Recent Reads feat. Dolly Alderton & Sara Barnard

What a shocker, I’m here to yell about and review some books for you. I’m a little bit rusty on the whole reviewing thing, so I’ve taken a running jump at my laptop and smashed my hands on the keys in the hopes these mini reviews will compel you to pick up a book and have a read. The first is the gorgeous memoir by Dolly Alderton, ‘Everything I Know About Love’, and the second is Sara Barnard’s recent YA title ‘Fierce Fragile Hearts’. Both were wonderful and have been awarded my elusive 5 star rating, no big deal. If that doesn’t entice you, hopefully what I have to say will!

‘Everything I Know About Love’ by Dolly Alderton

/5 stars

Published by Fig Tree!

A spot-on, wildly funny and sometimes heart-breaking book about growing up, growing older and navigating all kinds of love along the way

When it comes to the trials and triumphs of becoming a grown up, journalist and former Sunday Times dating columnist Dolly Alderton has seen and tried it all. In her memoir, she vividly recounts falling in love, wrestling with self-sabotage, finding a job, throwing a socially disastrous Rod-Stewart themed house party, getting drunk, getting dumped, realising that Ivan from the corner shop is the only man you’ve ever been able to rely on, and finding that your mates are always there at the end of every messy night out. It’s a book about bad dates, good friends and – above all else – about recognising that you and you alone are enough.

Funny and embarrassingly relatable, I dived into this book expecting a few giggles and maybe a spark or two of jealousy that Alderton’s writing career had led her to writing a self-indulgent memoir before she’d even fully left her twenties. But, whilst writing any kind of memoir is going to always be somewhat self-indulgent, I wasn’t expecting this. The overwhelming, mostly heart-warming sense of nostalgia hidden in MSN conversations and the art of making your crush notice you; of growing up and feeling like you were losing your best friends to relationships whilst you were stuck in neutral. And the tragic, heartbreaking moments that had me almost losing my cool on the bus home from work, tears burning in my eyes. A declaration of love to the strong bond of female friendship, anyone in their twenties who feels a bit lost will find a home curling up into the pages of Dolly Alderton’s teens and twenties.

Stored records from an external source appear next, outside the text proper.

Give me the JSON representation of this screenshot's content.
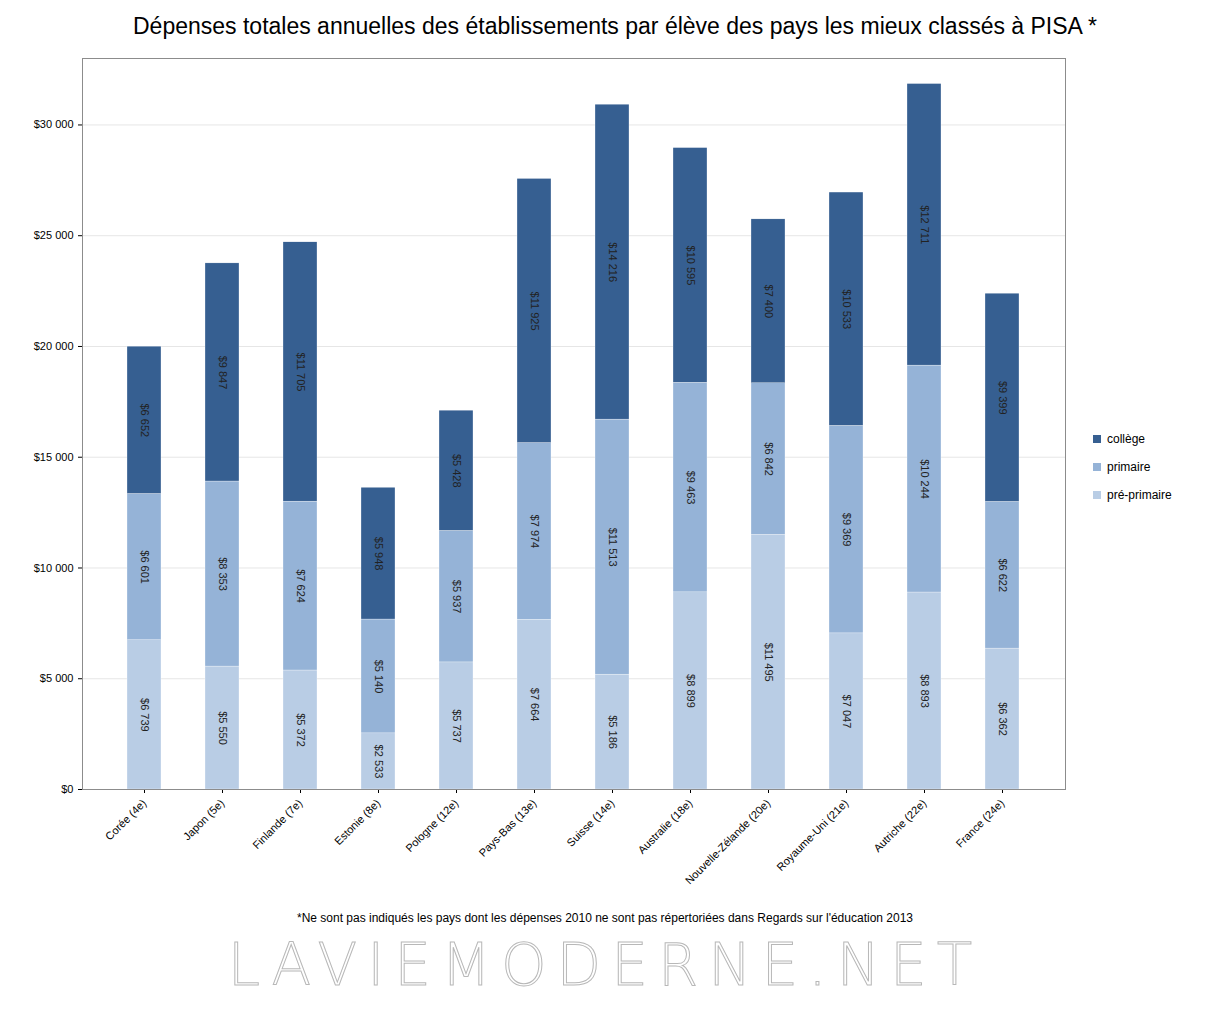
{
  "chart_data": {
    "type": "bar",
    "title": "Dépenses totales annuelles des établissements par élève des pays les mieux classés à PISA *",
    "categories": [
      "Corée (4e)",
      "Japon (5e)",
      "Finlande (7e)",
      "Estonie (8e)",
      "Pologne (12e)",
      "Pays-Bas (13e)",
      "Suisse (14e)",
      "Australie (18e)",
      "Nouvelle-Zélande (20e)",
      "Royaume-Uni (21e)",
      "Autriche (22e)",
      "France (24e)"
    ],
    "series": [
      {
        "name": "pré-primaire",
        "color": "#b9cde5",
        "values": [
          6739,
          5550,
          5372,
          2533,
          5737,
          7664,
          5186,
          8899,
          11495,
          7047,
          8893,
          6362
        ],
        "value_labels": [
          "$6 739",
          "$5 550",
          "$5 372",
          "$2 533",
          "$5 737",
          "$7 664",
          "$5 186",
          "$8 899",
          "$11 495",
          "$7 047",
          "$8 893",
          "$6 362"
        ]
      },
      {
        "name": "primaire",
        "color": "#95b3d7",
        "values": [
          6601,
          8353,
          7624,
          5140,
          5937,
          7974,
          11513,
          9463,
          6842,
          9369,
          10244,
          6622
        ],
        "value_labels": [
          "$6 601",
          "$8 353",
          "$7 624",
          "$5 140",
          "$5 937",
          "$7 974",
          "$11 513",
          "$9 463",
          "$6 842",
          "$9 369",
          "$10 244",
          "$6 622"
        ]
      },
      {
        "name": "collège",
        "color": "#365f91",
        "values": [
          6652,
          9847,
          11705,
          5948,
          5428,
          11925,
          14216,
          10595,
          7400,
          10533,
          12711,
          9399
        ],
        "value_labels": [
          "$6 652",
          "$9 847",
          "$11 705",
          "$5 948",
          "$5 428",
          "$11 925",
          "$14 216",
          "$10 595",
          "$7 400",
          "$10 533",
          "$12 711",
          "$9 399"
        ]
      }
    ],
    "ylim": [
      0,
      33000
    ],
    "yticks": [
      {
        "value": 0,
        "label": "$0"
      },
      {
        "value": 5000,
        "label": "$5 000"
      },
      {
        "value": 10000,
        "label": "$10 000"
      },
      {
        "value": 15000,
        "label": "$15 000"
      },
      {
        "value": 20000,
        "label": "$20 000"
      },
      {
        "value": 25000,
        "label": "$25 000"
      },
      {
        "value": 30000,
        "label": "$30 000"
      }
    ],
    "grid": true,
    "stacked": true,
    "data_labels": true,
    "legend": "right",
    "annotations": [
      "*Ne sont pas indiqués les pays dont les dépenses 2010 ne sont pas répertoriées dans Regards sur l'éducation 2013",
      "LAVIEMODERNE.NET"
    ]
  }
}
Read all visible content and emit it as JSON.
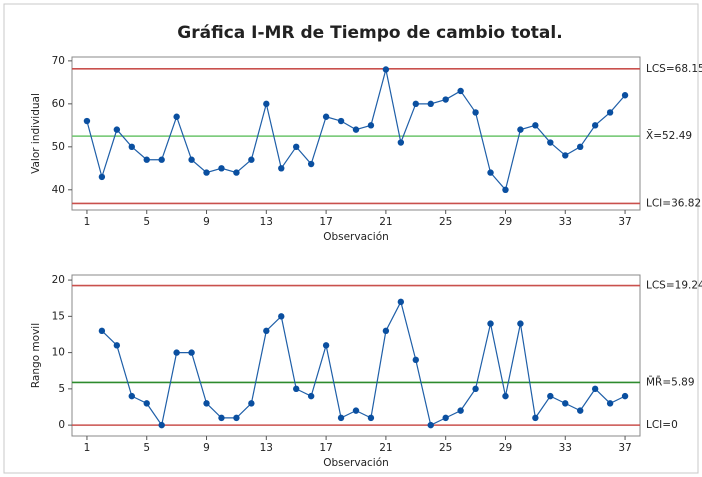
{
  "title": "Gráfica I-MR de Tiempo de cambio total.",
  "chart_data": [
    {
      "type": "line",
      "ylabel": "Valor individual",
      "xlabel": "Observación",
      "x": [
        1,
        2,
        3,
        4,
        5,
        6,
        7,
        8,
        9,
        10,
        11,
        12,
        13,
        14,
        15,
        16,
        17,
        18,
        19,
        20,
        21,
        22,
        23,
        24,
        25,
        26,
        27,
        28,
        29,
        30,
        31,
        32,
        33,
        34,
        35,
        36,
        37
      ],
      "series": [
        {
          "color": "#1f5fa8",
          "values": [
            56,
            43,
            54,
            50,
            47,
            47,
            57,
            47,
            44,
            45,
            44,
            47,
            60,
            45,
            50,
            46,
            57,
            56,
            54,
            55,
            68,
            51,
            60,
            60,
            61,
            63,
            58,
            44,
            40,
            54,
            55,
            51,
            48,
            50,
            55,
            58,
            62
          ]
        }
      ],
      "xlim": [
        0,
        38
      ],
      "xticks": [
        1,
        5,
        9,
        13,
        17,
        21,
        25,
        29,
        33,
        37
      ],
      "ylim": [
        35.3,
        70.9
      ],
      "yticks": [
        40,
        50,
        60,
        70
      ],
      "limits": [
        {
          "value": 68.15,
          "label": "LCS=68.15",
          "color": "#c9504d"
        },
        {
          "value": 52.49,
          "label": "X̄=52.49",
          "color": "#6cc46c"
        },
        {
          "value": 36.82,
          "label": "LCI=36.82",
          "color": "#c9504d"
        }
      ]
    },
    {
      "type": "line",
      "ylabel": "Rango movil",
      "xlabel": "Observación",
      "x": [
        1,
        2,
        3,
        4,
        5,
        6,
        7,
        8,
        9,
        10,
        11,
        12,
        13,
        14,
        15,
        16,
        17,
        18,
        19,
        20,
        21,
        22,
        23,
        24,
        25,
        26,
        27,
        28,
        29,
        30,
        31,
        32,
        33,
        34,
        35,
        36,
        37
      ],
      "series": [
        {
          "color": "#1f5fa8",
          "values": [
            null,
            13,
            11,
            4,
            3,
            0,
            10,
            10,
            3,
            1,
            1,
            3,
            13,
            15,
            5,
            4,
            11,
            1,
            2,
            1,
            13,
            17,
            9,
            0,
            1,
            2,
            5,
            14,
            4,
            14,
            1,
            4,
            3,
            2,
            5,
            3,
            4
          ]
        }
      ],
      "xlim": [
        0,
        38
      ],
      "xticks": [
        1,
        5,
        9,
        13,
        17,
        21,
        25,
        29,
        33,
        37
      ],
      "ylim": [
        -1.5,
        20.7
      ],
      "yticks": [
        0,
        5,
        10,
        15,
        20
      ],
      "limits": [
        {
          "value": 19.24,
          "label": "LCS=19.24",
          "color": "#c9504d"
        },
        {
          "value": 5.89,
          "label": "M̄R̄=5.89",
          "color": "#2e8b2e"
        },
        {
          "value": 0,
          "label": "LCI=0",
          "color": "#c9504d"
        }
      ]
    }
  ]
}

‘Fierce Fragile Hearts’ by Sara Barnard

/5 stars

Published by Macmillian!

Two years after a downward spiral took her as low as you can possibly go, Suzanne is starting again. Again. She’s back in Brighton, the only place she felt she belonged, back with her best friends Caddy and Rosie. But they’re about to leave for university. When your friends have been your light in the darkness, what happens when you’re the one left behind?

If there’s one author that shines out and really just nails Young Adult fiction for me… Well, it’s Sara Barnard. This will be the third proof copy of one of her latest releases I was lucky enough to receive and get completely swept away with. And, oh boy, did I? Revisiting Suzanne at eighteen going on nineteen was so special and ‘Fierce Fragile Hearts’ felt like the character arc she deserved. It felt like we only really got to hold our hands up to the glass of who Suzanne was in ‘Beautiful Broken Things’, locked away by her own tragic childhood that only came to in fireworks and sadness towards the end. In this sort of sequel, though, we brushed up right against her mind, the authenticity of pain and trauma so unbearably difficult to read, but so sensitively and beautifully done. I loved the exploration of how friendships bend and strain during university and the touching camaraderie between Suzanne and Dilys. I’m a sucker for romance, though, and Suzanne’s approach to Matt was so careful and guarded. I felt it in my bones, that feeling of wanting nothing more than to let them fix you, but knowing you can only be truly healed by going it alone. Not only does Sara Barnard weave together the most intrinsically complex, beautiful characters, but she writes out emotions with such tender authenticity. I grew a real soft spot for Suzanne and her growth was such a pleasure to read. YA by Sara Barnard is a pleasure to read.

What are your recent reads you’d recommend?